Home » NEWS » もうひとつの難波家

もうひとつの難波家

日本の場合、歴史に関連する書面が非常に多く残っているため、ネットでの記載の中にも、それらが反映されていることが、たまにあります。

当家からご先祖様と認識されている難波行豊公ですが、そのひ孫の1人に、備中高松城で水攻めを受け、切腹したことで有名な清水宗治がいる…という記述は、なかなかの衝撃でした。戦国期を描く小説やドラマでは普通に「切腹=武士の誇りある死」として描かれる傾向がありますが、学説としては、清水宗治の衆人環視の中での切腹による死に様があまりに見事だったため、武士の社会にそうした風潮が広まっていったという説が有力です(つまり、それ以前の時代なのに切腹をそういう扱いで描いているものは・・・以下ry)。世界から良くも悪くも日本のサムライを代表し、象徴するものとみなされている「ハラキリ」は、難波一族が発祥なのだ!・・・と言えなくもありません。。。

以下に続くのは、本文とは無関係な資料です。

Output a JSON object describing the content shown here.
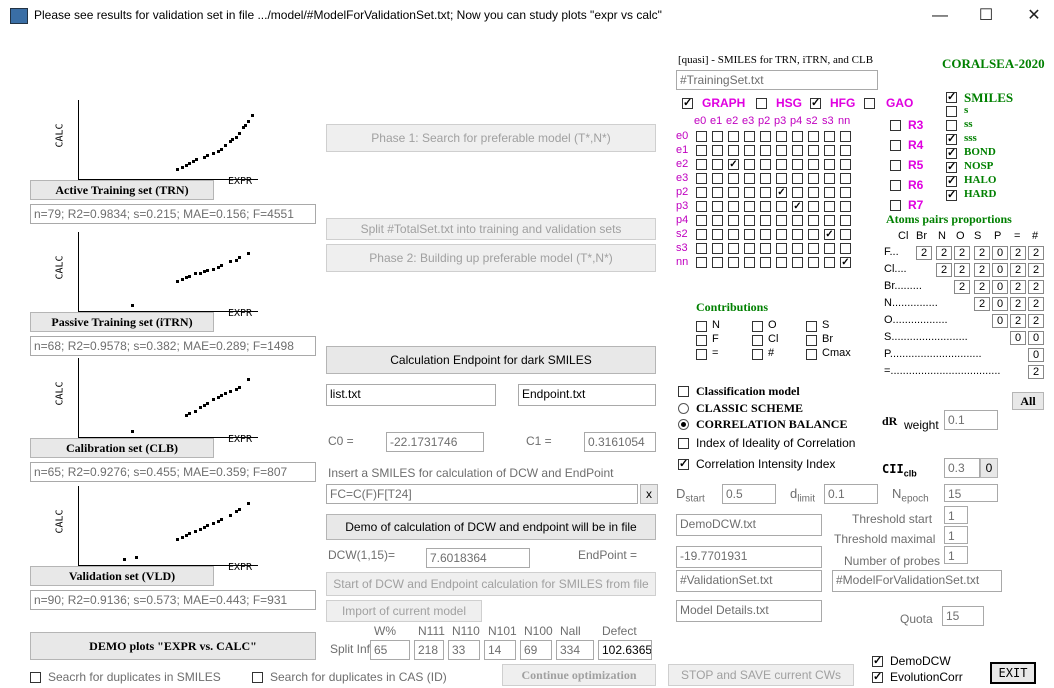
{
  "window": {
    "title": "Please see results for validation set in file .../model/#ModelForValidationSet.txt; Now you can study plots \"expr vs calc\"",
    "min": "—",
    "max": "☐",
    "close": "✕"
  },
  "plots": [
    {
      "xlabel": "EXPR",
      "ylabel": "CALC",
      "button": "Active Training set (TRN)",
      "stats": "n=79; R2=0.9834; s=0.215; MAE=0.156; F=4551"
    },
    {
      "xlabel": "EXPR",
      "ylabel": "CALC",
      "button": "Passive Training set (iTRN)",
      "stats": "n=68; R2=0.9578; s=0.382; MAE=0.289; F=1498"
    },
    {
      "xlabel": "EXPR",
      "ylabel": "CALC",
      "button": "Calibration set (CLB)",
      "stats": "n=65; R2=0.9276; s=0.455; MAE=0.359; F=807"
    },
    {
      "xlabel": "EXPR",
      "ylabel": "CALC",
      "button": "Validation set (VLD)",
      "stats": "n=90; R2=0.9136; s=0.573; MAE=0.443; F=931"
    }
  ],
  "demo_plots_button": "DEMO plots \"EXPR vs. CALC\"",
  "dup_smiles": "Seacrh for duplicates in SMILES",
  "dup_cas": "Search for duplicates in CAS (ID)",
  "middle": {
    "phase1": "Phase 1: Search for preferable model (T*,N*)",
    "split": "Split #TotalSet.txt into training and validation sets",
    "phase2": "Phase 2: Building up preferable model (T*,N*)",
    "calc_endpoint": "Calculation Endpoint for dark SMILES",
    "list_file": "list.txt",
    "endpoint_file": "Endpoint.txt",
    "c0_label": "C0 =",
    "c0_value": "-22.1731746",
    "c1_label": "C1 =",
    "c1_value": "0.3161054",
    "insert_label": "Insert a SMILES for calculation of DCW and EndPoint",
    "smiles_value": "FC=C(F)F[T24]",
    "x_button": "x",
    "demo_button": "Demo of calculation of DCW and endpoint will be in file",
    "dcw_label": "DCW(1,15)=",
    "dcw_value": "7.6018364",
    "endpoint_label": "EndPoint =",
    "start_dcw": "Start of DCW and Endpoint calculation for SMILES from file",
    "import_model": "Import of current model",
    "split_info_label": "Split Info",
    "split_headers": [
      "W%",
      "N111",
      "N110",
      "N101",
      "N100",
      "Nall",
      "Defect"
    ],
    "split_values": [
      "65",
      "218",
      "33",
      "14",
      "69",
      "334",
      "102.6365"
    ],
    "continue_opt": "Continue optimization",
    "stop_save": "STOP and SAVE current CWs"
  },
  "right": {
    "quasi_label": "[quasi] - SMILES  for TRN, iTRN, and CLB",
    "training_file": "#TrainingSet.txt",
    "brand": "CORALSEA-2020",
    "graph": "GRAPH",
    "hsg": "HSG",
    "hfg": "HFG",
    "gao": "GAO",
    "col_headers": [
      "e0",
      "e1",
      "e2",
      "e3",
      "p2",
      "p3",
      "p4",
      "s2",
      "s3",
      "nn"
    ],
    "row_headers": [
      "e0",
      "e1",
      "e2",
      "e3",
      "p2",
      "p3",
      "p4",
      "s2",
      "s3",
      "nn"
    ],
    "r_labels": [
      "R3",
      "R4",
      "R5",
      "R6",
      "R7"
    ],
    "smiles_opts": [
      "SMILES",
      "s",
      "ss",
      "sss",
      "BOND",
      "NOSP",
      "HALO",
      "HARD"
    ],
    "atoms_pairs": "Atoms pairs proportions",
    "pair_headers": [
      "Cl",
      "Br",
      "N",
      "O",
      "S",
      "P",
      "=",
      "#"
    ],
    "pair_rows": [
      {
        "label": "F...",
        "vals": [
          "2",
          "2",
          "2",
          "2",
          "0",
          "2",
          "2"
        ]
      },
      {
        "label": "Cl....",
        "vals": [
          "2",
          "2",
          "2",
          "0",
          "2",
          "2"
        ]
      },
      {
        "label": "Br.........",
        "vals": [
          "2",
          "2",
          "0",
          "2",
          "2"
        ]
      },
      {
        "label": "N...............",
        "vals": [
          "2",
          "0",
          "2",
          "2"
        ]
      },
      {
        "label": "O..................",
        "vals": [
          "0",
          "2",
          "2"
        ]
      },
      {
        "label": "S.........................",
        "vals": [
          "0",
          "0"
        ]
      },
      {
        "label": "P..............................",
        "vals": [
          "0"
        ]
      },
      {
        "label": "=....................................",
        "vals": [
          "2"
        ]
      }
    ],
    "all_button": "All",
    "contributions": "Contributions",
    "contrib_items": [
      "N",
      "O",
      "S",
      "F",
      "Cl",
      "Br",
      "=",
      "#",
      "Cmax"
    ],
    "classification": "Classification model",
    "classic": "CLASSIC SCHEME",
    "corr_balance": "CORRELATION BALANCE",
    "iic": "Index of Ideality of Correlation",
    "cii": "Correlation Intensity Index",
    "dr_label": "dR",
    "weight_label": "weight",
    "weight_value": "0.1",
    "cii_clb": "CII",
    "cii_sub": "clb",
    "cii_value": "0.3",
    "cii_btn": "0",
    "dstart_label": "D",
    "dstart_sub": "start",
    "dstart_value": "0.5",
    "dlimit_label": "d",
    "dlimit_sub": "limit",
    "dlimit_value": "0.1",
    "nepoch_label": "N",
    "nepoch_sub": "epoch",
    "nepoch_value": "15",
    "demo_dcw_file": "DemoDCW.txt",
    "thr_start_label": "Threshold start",
    "thr_start_value": "1",
    "thr_max_label": "Threshold maximal",
    "thr_max_value": "1",
    "neg_value": "-19.7701931",
    "probes_label": "Number of probes",
    "probes_value": "1",
    "validation_file": "#ValidationSet.txt",
    "model_valid_file": "#ModelForValidationSet.txt",
    "model_details": "Model Details.txt",
    "quota_label": "Quota",
    "quota_value": "15",
    "demo_dcw_cb": "DemoDCW",
    "evolution_cb": "EvolutionCorr",
    "exit": "EXIT"
  }
}
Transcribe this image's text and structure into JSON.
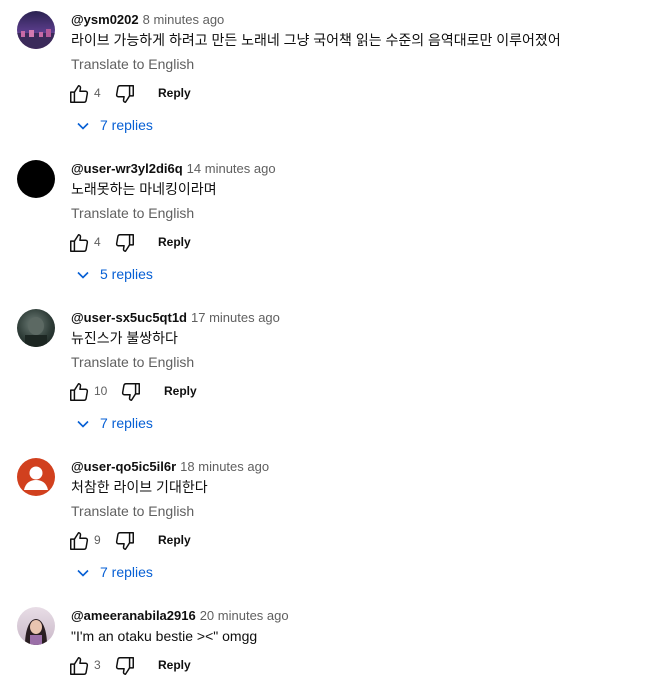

さらにいうと、wikipediaによれば、備中高松城で毛利家への忠義と武士の誇り高き死に様を見せつけた宗治の一族は、戦国のみならず江戸期を生き残り、さらに明治維新では中心的な役割を果たした毛利家の中でも名家として扱われたそうです。難波姓を受け継いだ宗治の弟の末裔で1855年生まれの難波作之進氏は、明治維新後も実業家として成功し、1920年の衆院選では山口8区から議員に当選しています。…そして、その3年後に、息子の難波大助が当時摂政にして皇太子だった後の昭和天皇陛下を狙撃する虎ノ門事件を起こしたことで、議員を辞職して蟄居し、ほぼ自らの意思で餓死したとか。。。orz

こうした悲劇の末、他の一族は難波姓を捨ててしまい、山口の名門・難波家は断絶してしまったようですが、作之進氏の選挙区があった今の光市は、国際連盟脱退時の外務大臣松岡洋右を経て、岸信介・佐藤栄作兄弟がいた中選挙区となり、現在では岸信夫防衛大臣の選挙区となっています。…もし難波大助が虎ノ門事件を起こさず、作之進氏が議員として議席を占め続けていたら…?山口の保守層の流れとともに、日本の歴史も大きく変わっていたかもしれません。

これ以外に、虎ノ門事件によって警視庁の警備責任者が引責辞職に追い込まれていることも忘れてはいけません。もともと警察官僚として将来を嘱望された超エリートだったにもかかわらず、難波大助の暴挙によって官界を去らなければならなくなったこの責任者は、のちに財界に転じて数々の業績を残します。「テレビ放送の父」「原子力の父」「日本プロ野球の父」こと正力松太郎氏です。もし正力氏が虎ノ門事件で不本意な辞職を余儀なくされていなかったとしたら、官界で順調に出世する一方、財界で果たした業績は大きく縮小され、彼ではなく他の人のものとなったものもあったことでしょう。日本の歴史が変わる部分もあったかもしれません。少なくとも、プロ野球の歴史は大きく変わったと断言できます。

こうして考えると、「あっちの」難波家は、大いに日本の歴史に関わったといえそうです。私との関係についていえば、共通の先祖まで500年以上さかのぼるため、遠すぎるという人はいるでしょうが、なあに、天皇家と、最近急に騒がしくなってきたいわゆる旧宮家だって似たようなものですw…とはいえ、でかい話だからといって、うらやましいかと言われたら、まったくうらやましくありませんが。